Tim Montgomerie is Editor of ConservativeHome.com. In a version of this article for The Business he talks about 18 Doughty Street Talk TV.
Starting a new television station would once have required a Murdoch-sized wallet but the internet revolution has swept away the old barriers to entry. 18 Doughty Street is a new internet-based television station that aims to provide an alternative to mainstream media. It’s the project of some of Britain’s best-known bloggers.
From invisibility only one year ago Britain’s blogs have shown that individual citizens can provide more serious and penetrating coverage of their specialist areas than many jack-of-all-trades journalists working for the mainstream media.
Many journalists appear to be promoted to anchor positions because they look good on TV. The values of the blogosphere are in many ways much more old-fashioned. Appearance is rarely important. The best bloggers move to the top of Google search engines because other bloggers link to them. The number of links a blogger receives reflects the extent to which they amuse, entertain or educate.

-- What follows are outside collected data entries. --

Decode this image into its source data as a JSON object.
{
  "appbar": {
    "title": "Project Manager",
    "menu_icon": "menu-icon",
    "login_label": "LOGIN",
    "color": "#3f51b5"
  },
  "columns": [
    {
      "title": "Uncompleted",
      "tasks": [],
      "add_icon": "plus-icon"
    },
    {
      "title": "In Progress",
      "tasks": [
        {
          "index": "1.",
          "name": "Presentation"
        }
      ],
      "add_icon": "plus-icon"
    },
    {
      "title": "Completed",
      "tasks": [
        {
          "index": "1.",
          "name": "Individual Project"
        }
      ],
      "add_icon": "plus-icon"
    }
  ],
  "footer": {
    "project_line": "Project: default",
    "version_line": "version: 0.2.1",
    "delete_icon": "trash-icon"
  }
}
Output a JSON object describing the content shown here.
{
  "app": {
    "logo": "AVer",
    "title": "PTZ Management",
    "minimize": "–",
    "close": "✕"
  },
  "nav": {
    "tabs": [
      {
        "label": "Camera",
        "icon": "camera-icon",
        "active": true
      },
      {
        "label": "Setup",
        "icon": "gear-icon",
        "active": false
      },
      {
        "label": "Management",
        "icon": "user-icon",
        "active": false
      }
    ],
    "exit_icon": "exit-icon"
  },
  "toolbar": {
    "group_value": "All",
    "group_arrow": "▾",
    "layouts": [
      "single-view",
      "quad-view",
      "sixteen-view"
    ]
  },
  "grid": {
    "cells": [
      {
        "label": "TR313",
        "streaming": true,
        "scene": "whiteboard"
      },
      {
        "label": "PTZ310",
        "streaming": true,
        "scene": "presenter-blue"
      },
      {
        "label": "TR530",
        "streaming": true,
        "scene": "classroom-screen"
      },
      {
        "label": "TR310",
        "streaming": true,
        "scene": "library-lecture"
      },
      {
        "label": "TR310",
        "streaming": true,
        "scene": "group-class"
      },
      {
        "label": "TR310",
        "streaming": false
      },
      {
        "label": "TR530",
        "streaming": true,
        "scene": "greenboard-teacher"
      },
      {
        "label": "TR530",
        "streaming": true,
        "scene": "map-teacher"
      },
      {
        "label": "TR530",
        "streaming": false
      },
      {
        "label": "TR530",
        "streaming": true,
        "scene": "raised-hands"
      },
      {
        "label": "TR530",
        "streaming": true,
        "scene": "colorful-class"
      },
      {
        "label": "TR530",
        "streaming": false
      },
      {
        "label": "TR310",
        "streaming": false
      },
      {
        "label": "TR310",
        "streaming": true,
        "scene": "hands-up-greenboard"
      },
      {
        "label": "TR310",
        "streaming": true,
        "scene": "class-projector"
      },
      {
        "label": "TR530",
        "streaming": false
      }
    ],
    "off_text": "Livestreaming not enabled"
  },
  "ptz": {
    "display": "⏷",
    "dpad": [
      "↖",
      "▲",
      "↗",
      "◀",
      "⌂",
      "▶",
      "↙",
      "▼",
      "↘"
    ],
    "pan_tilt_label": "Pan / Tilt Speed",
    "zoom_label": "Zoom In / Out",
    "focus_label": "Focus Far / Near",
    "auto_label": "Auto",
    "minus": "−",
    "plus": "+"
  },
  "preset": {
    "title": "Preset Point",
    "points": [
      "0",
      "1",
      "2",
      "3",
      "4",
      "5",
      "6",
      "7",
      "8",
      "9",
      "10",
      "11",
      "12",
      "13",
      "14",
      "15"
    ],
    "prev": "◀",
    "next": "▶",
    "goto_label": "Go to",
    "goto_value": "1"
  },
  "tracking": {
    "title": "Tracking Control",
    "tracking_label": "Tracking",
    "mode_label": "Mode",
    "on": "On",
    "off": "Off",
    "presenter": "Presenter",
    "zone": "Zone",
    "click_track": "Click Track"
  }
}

If I want to know what is going on in Iraq I go to the online journals written by residents of Baghdad and Basra. The Army Rumour Service website teaches me more about military overstretch than any Parliamentary debate. The best intelligence about waste and bureaucracy in the National Health Service comes from NHS Blog Doctor. Inspector Gadget has the most biting understand of the effects of political correctness on our nation’s police force. My own blog, ConservativeHome, is a more popular and comprehensive blog about Tory politics than the official party website.
The mainstream media looks down on blogs. They sneer at their partisanship and alleged lack of accountability but the old media’s sense of superiority does not have as much basis in fact as they would like. Only last week a leaked account of an internal BBC meeting revealed that the Corporation’s executives have effectively conceded that some of its longest-standing critics have been right all along.
Andrew Marr has admitted that the BBC “is not impartial or neutral.” BBC Washington correspondent Justin Webb noted that the BBC treated America with scorn and derision and gave it 'no moral weight'. Former BBC Business Editor Jeff Randall was told by a “very senior news executive” that the BBC “believes in” and “promotes” the increasingly controversial idea of multiculturalism. Other BBC executives admitted that the Corporation is dominated by “homosexuals and people from ethnic minorities”, was “anti-countryside” and “more sensitive to the feelings of Muslims than Christians."